15 July 2012 xdementia No Comment


Lavas Magmas is the project of Luis Gonzalez hailing from Portland, Oregon. After touring with Regosphere and specializing in sound and video projects it was decided to focus a DVDR/CDR release on Existence Establishment. Lavas Magmas creates industrial ambience with a precision that is rarely heard from artists today. Pulsating oscillations collide with unearthly scrap metal improvisations and ghostly drones to form a thick tapestry of otherwordly brilliance.

Accompanying the CDR is a DVDR mind-altering video/audio experience that utilizes convergence of saturated, vivid source material and manipulations which portray a plethora of visuals complete with field recordings, news footage, and rare videos all set to the intense sounds that Gonzalez is quickly becoming known for.


  1. Work Weak
  2. Reptitions Migrate [ Full Track ]
  3. Humanizing Inhumane
  4. Orgonopticon [ Excerpt ]
  5. Desiring-Stupor
  6. A Prayer for Money


  1. Reaktor I: Organopticon
  2. Into the Void
  3. Black Friday
  • Strictly limited to 50 copies.
  • DVDR and CDR with printed artwork directly on disc.
  • Two double sided hand-silkscreened disc protection sleeves.
  • Handmade and painted digipack with full-color artwork.

From Brutal Resonance webzine:

Hurrah! Reinforcements arrived to industrial scene; and today it is Luis Gonzalez from Portland to add from his personal vision to the long row of different abstract creations. There is not much information about his activity that could be found, though from a little bit that I dig out from the internet, the cdr which I hold in my hands is his first full length album, accompanied by a visual effects dvdr. Before this he contributed few tapes here and there with editions of 30 to 60 pieces, maybe for the special ears only. Anyhow, here is the CD called ‘Acts of Worship’, and I will give it all my time in order to dissect its guts.

What I can hear from the very beginning is a total abstractivism that flows with the every tune out of my speakers. A wide sonic soundscape is full of reach spectrum of accidental scratches, noises, metallic parts hitting each other etc. Electronic pulsations are everywhere, without any specific structure; sometimes it is really hard to navigate through those barricades of sound. There are few tracks which are harsher, having sharper layers that try to conquer the stage, like in “Repetitions Migrate”. And there are few more cinematic, reminding of some sci-fi movie thriller, where a listener has to switch on all his wild imagination, take for example “Orgonopticon” and “Humanizing Inhumane”. Droning loops intertwist into the vortexes of a local insanity, electronic pulsating waves fill the air, rising and fading, crossing the atmosphere and firing hidden messages up to the sky full of stars. Maybe Luis tries to worship an alien civilization that will receive his letter and will finally take control over stupid human civilization.

To make a long story short, the album didn’t affect me too much. The experiments with field recordings, machinery sounds and electronic ambience are not new and were already explored for a few decades.
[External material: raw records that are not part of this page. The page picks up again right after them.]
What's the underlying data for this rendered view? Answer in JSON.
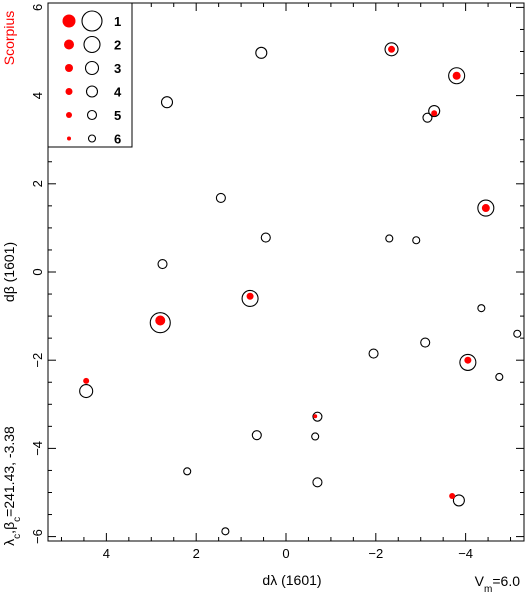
{
  "chart_data": {
    "type": "scatter",
    "constellation": "Scorpius",
    "xlabel": "dλ  (1601)",
    "ylabel": "dβ  (1601)",
    "center_label": "λc,βc=241.43, -3.38",
    "magnitude_label": "Vm=6.0",
    "xlim": [
      5.3,
      -5.3
    ],
    "ylim": [
      -6.1,
      6.1
    ],
    "x_ticks": [
      4,
      2,
      0,
      -2,
      -4
    ],
    "y_ticks": [
      -6,
      -4,
      -2,
      0,
      2,
      4,
      6
    ],
    "legend": {
      "position": "top-left",
      "magnitudes": [
        "1",
        "2",
        "3",
        "4",
        "5",
        "6"
      ]
    },
    "colors": {
      "filled": "#ff0000",
      "open": "#000000",
      "constellation": "#ff0000"
    },
    "open_circles": [
      {
        "x": 0.55,
        "y": 4.97,
        "mag": 4
      },
      {
        "x": 2.65,
        "y": 3.85,
        "mag": 4
      },
      {
        "x": -2.35,
        "y": 5.05,
        "mag": 3
      },
      {
        "x": -3.8,
        "y": 4.45,
        "mag": 2
      },
      {
        "x": -3.3,
        "y": 3.65,
        "mag": 4
      },
      {
        "x": -3.15,
        "y": 3.5,
        "mag": 5
      },
      {
        "x": 1.45,
        "y": 1.68,
        "mag": 5
      },
      {
        "x": 0.45,
        "y": 0.78,
        "mag": 5
      },
      {
        "x": -2.3,
        "y": 0.76,
        "mag": 6
      },
      {
        "x": -2.9,
        "y": 0.72,
        "mag": 6
      },
      {
        "x": -4.45,
        "y": 1.45,
        "mag": 2
      },
      {
        "x": 2.75,
        "y": 0.18,
        "mag": 5
      },
      {
        "x": 0.8,
        "y": -0.6,
        "mag": 2
      },
      {
        "x": 2.8,
        "y": -1.15,
        "mag": 1
      },
      {
        "x": -4.35,
        "y": -0.82,
        "mag": 6
      },
      {
        "x": -5.15,
        "y": -1.4,
        "mag": 6
      },
      {
        "x": -3.1,
        "y": -1.6,
        "mag": 5
      },
      {
        "x": -1.95,
        "y": -1.85,
        "mag": 5
      },
      {
        "x": -4.05,
        "y": -2.05,
        "mag": 2
      },
      {
        "x": -4.75,
        "y": -2.38,
        "mag": 6
      },
      {
        "x": 4.45,
        "y": -2.7,
        "mag": 3
      },
      {
        "x": -0.7,
        "y": -3.28,
        "mag": 5
      },
      {
        "x": 0.65,
        "y": -3.7,
        "mag": 5
      },
      {
        "x": -0.65,
        "y": -3.73,
        "mag": 6
      },
      {
        "x": 2.2,
        "y": -4.52,
        "mag": 6
      },
      {
        "x": -0.7,
        "y": -4.77,
        "mag": 5
      },
      {
        "x": -3.85,
        "y": -5.18,
        "mag": 4
      },
      {
        "x": 1.35,
        "y": -5.88,
        "mag": 6
      }
    ],
    "filled_circles": [
      {
        "x": -2.35,
        "y": 5.05,
        "mag": 4
      },
      {
        "x": -3.8,
        "y": 4.45,
        "mag": 3
      },
      {
        "x": -3.3,
        "y": 3.6,
        "mag": 5
      },
      {
        "x": -4.45,
        "y": 1.45,
        "mag": 3
      },
      {
        "x": 0.8,
        "y": -0.55,
        "mag": 4
      },
      {
        "x": 2.8,
        "y": -1.1,
        "mag": 2
      },
      {
        "x": -4.05,
        "y": -2.0,
        "mag": 4
      },
      {
        "x": 4.45,
        "y": -2.47,
        "mag": 5
      },
      {
        "x": -0.65,
        "y": -3.27,
        "mag": 6
      },
      {
        "x": -3.7,
        "y": -5.08,
        "mag": 5
      }
    ]
  }
}
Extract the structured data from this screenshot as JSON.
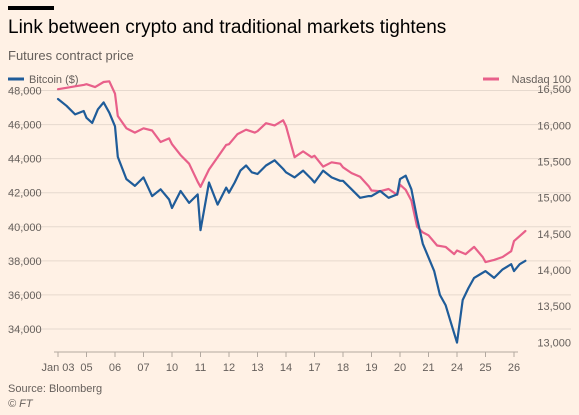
{
  "header": {
    "title": "Link between crypto and traditional markets tightens",
    "subtitle": "Futures contract price"
  },
  "footer": {
    "source": "Source: Bloomberg",
    "credit": "© FT"
  },
  "colors": {
    "background": "#FFF1E5",
    "bitcoin": "#1F5C99",
    "nasdaq": "#E8608A",
    "grid": "#E6D9CE",
    "axis_text": "#66605C"
  },
  "chart_data": {
    "type": "line",
    "title": "Link between crypto and traditional markets tightens",
    "subtitle": "Futures contract price",
    "x_tick_labels": [
      "Jan 03",
      "05",
      "06",
      "07",
      "10",
      "11",
      "12",
      "13",
      "14",
      "17",
      "18",
      "19",
      "20",
      "21",
      "24",
      "25",
      "26"
    ],
    "y_left": {
      "label": "Bitcoin ($)",
      "ticks": [
        34000,
        36000,
        38000,
        40000,
        42000,
        44000,
        46000,
        48000
      ],
      "tick_labels": [
        "34,000",
        "36,000",
        "38,000",
        "40,000",
        "42,000",
        "44,000",
        "46,000",
        "48,000"
      ],
      "range": [
        33000,
        48500
      ]
    },
    "y_right": {
      "label": "Nasdaq 100",
      "ticks": [
        13000,
        13500,
        14000,
        14500,
        15000,
        15500,
        16000,
        16500
      ],
      "tick_labels": [
        "13,000",
        "13,500",
        "14,000",
        "14,500",
        "15,000",
        "15,500",
        "16,000",
        "16,500"
      ],
      "range": [
        12950,
        16600
      ]
    },
    "legend": [
      {
        "name": "Bitcoin ($)",
        "position": "top-left"
      },
      {
        "name": "Nasdaq 100",
        "position": "top-right"
      }
    ],
    "grid": true,
    "series": [
      {
        "name": "Bitcoin ($)",
        "axis": "left",
        "x": [
          0,
          0.3,
          0.6,
          0.9,
          1.0,
          1.2,
          1.4,
          1.6,
          1.8,
          2.0,
          2.1,
          2.4,
          2.7,
          3.0,
          3.3,
          3.6,
          3.9,
          4.0,
          4.3,
          4.6,
          4.9,
          5.0,
          5.3,
          5.6,
          5.9,
          6.0,
          6.2,
          6.4,
          6.6,
          6.8,
          7.0,
          7.3,
          7.6,
          7.9,
          8.0,
          8.3,
          8.6,
          8.9,
          9.0,
          9.3,
          9.6,
          9.9,
          10.0,
          10.3,
          10.6,
          10.9,
          11.0,
          11.3,
          11.6,
          11.9,
          12.0,
          12.2,
          12.4,
          12.6,
          12.8,
          13.0,
          13.2,
          13.4,
          13.6,
          13.8,
          14.0,
          14.2,
          14.4,
          14.6,
          14.8,
          15.0,
          15.3,
          15.6,
          15.9,
          16.0,
          16.2,
          16.4
        ],
        "values": [
          47500,
          47100,
          46600,
          46800,
          46400,
          46100,
          46900,
          47300,
          46700,
          45900,
          44100,
          42800,
          42400,
          42900,
          41800,
          42200,
          41600,
          41100,
          42100,
          41400,
          41900,
          39800,
          42600,
          41300,
          42300,
          42000,
          42600,
          43300,
          43600,
          43200,
          43100,
          43600,
          43900,
          43400,
          43200,
          42900,
          43300,
          42800,
          42600,
          43300,
          42900,
          42700,
          42700,
          42200,
          41700,
          41800,
          41800,
          42100,
          41700,
          41900,
          42800,
          43000,
          42200,
          40500,
          39000,
          38200,
          37400,
          36000,
          35400,
          34300,
          33200,
          35700,
          36400,
          37000,
          37200,
          37400,
          37000,
          37500,
          37800,
          37400,
          37800,
          38000
        ]
      },
      {
        "name": "Nasdaq 100",
        "axis": "right",
        "x": [
          0,
          0.3,
          0.6,
          0.9,
          1.0,
          1.3,
          1.6,
          1.8,
          2.0,
          2.1,
          2.4,
          2.7,
          3.0,
          3.3,
          3.6,
          3.9,
          4.0,
          4.3,
          4.6,
          4.9,
          5.0,
          5.3,
          5.6,
          5.9,
          6.0,
          6.3,
          6.6,
          6.9,
          7.0,
          7.3,
          7.6,
          7.9,
          8.0,
          8.3,
          8.6,
          8.9,
          9.0,
          9.3,
          9.6,
          9.9,
          10.0,
          10.3,
          10.6,
          10.9,
          11.0,
          11.3,
          11.6,
          11.9,
          12.0,
          12.2,
          12.4,
          12.6,
          12.8,
          13.0,
          13.3,
          13.6,
          13.9,
          14.0,
          14.3,
          14.6,
          14.9,
          15.0,
          15.3,
          15.6,
          15.9,
          16.0,
          16.2,
          16.4
        ],
        "values": [
          16500,
          16520,
          16540,
          16560,
          16570,
          16530,
          16600,
          16610,
          16440,
          16130,
          15960,
          15900,
          15960,
          15930,
          15770,
          15820,
          15740,
          15590,
          15470,
          15220,
          15150,
          15390,
          15560,
          15730,
          15740,
          15880,
          15940,
          15900,
          15920,
          16030,
          16000,
          16070,
          15990,
          15560,
          15640,
          15560,
          15580,
          15430,
          15490,
          15470,
          15420,
          15340,
          15290,
          15160,
          15100,
          15090,
          15120,
          15040,
          15180,
          15110,
          14960,
          14600,
          14520,
          14480,
          14340,
          14320,
          14220,
          14270,
          14220,
          14320,
          14180,
          14110,
          14140,
          14180,
          14260,
          14400,
          14470,
          14540
        ]
      }
    ]
  }
}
One has to bring something definitely different in order to glance between all those that try to. Regular and plain background music without any specific highs and lows, but I truly want to make a suggestion to Luis to continue his journey, because the potential to grow presents for sure.

From Black Audio webzine:

My initial reaction to this release was towards the DIY packaging that is reminiscent of punk ethos. Either way, this has been well put together and it warmed my cockles somewhat smelling the glue and paint and trying to prise the CDr out of the neatly patched together digipak.

Musically, the bedrock of this album is bedded down in Dark Ambient circles. An old school industrial vibe resonating over individual tracks in machine like drones, whilst clattering scraps of metal fall together in on their way to the smelting forge. It’s not entirely inventive, nor is it original, but does serve a purpose in the genre, which this album is pinpointed within.

The accompanying DVDr utilises source material from newsreels, to diabolic atrocities and so forth. Essentially I would expect to see this played out at any live action Lavas Magmas took part in and to some effect adds the necessary ingredient that is sorely lacking when taking on this release in a purely aural environment.

‘Acts of Worship’, is by no means a bad album when collectively packaged with the DVDr. However, there is little on offer in the grand scheme of things, when there are so many other artists out there providing a vast amount of work that triple the engagement this project struggles to provide.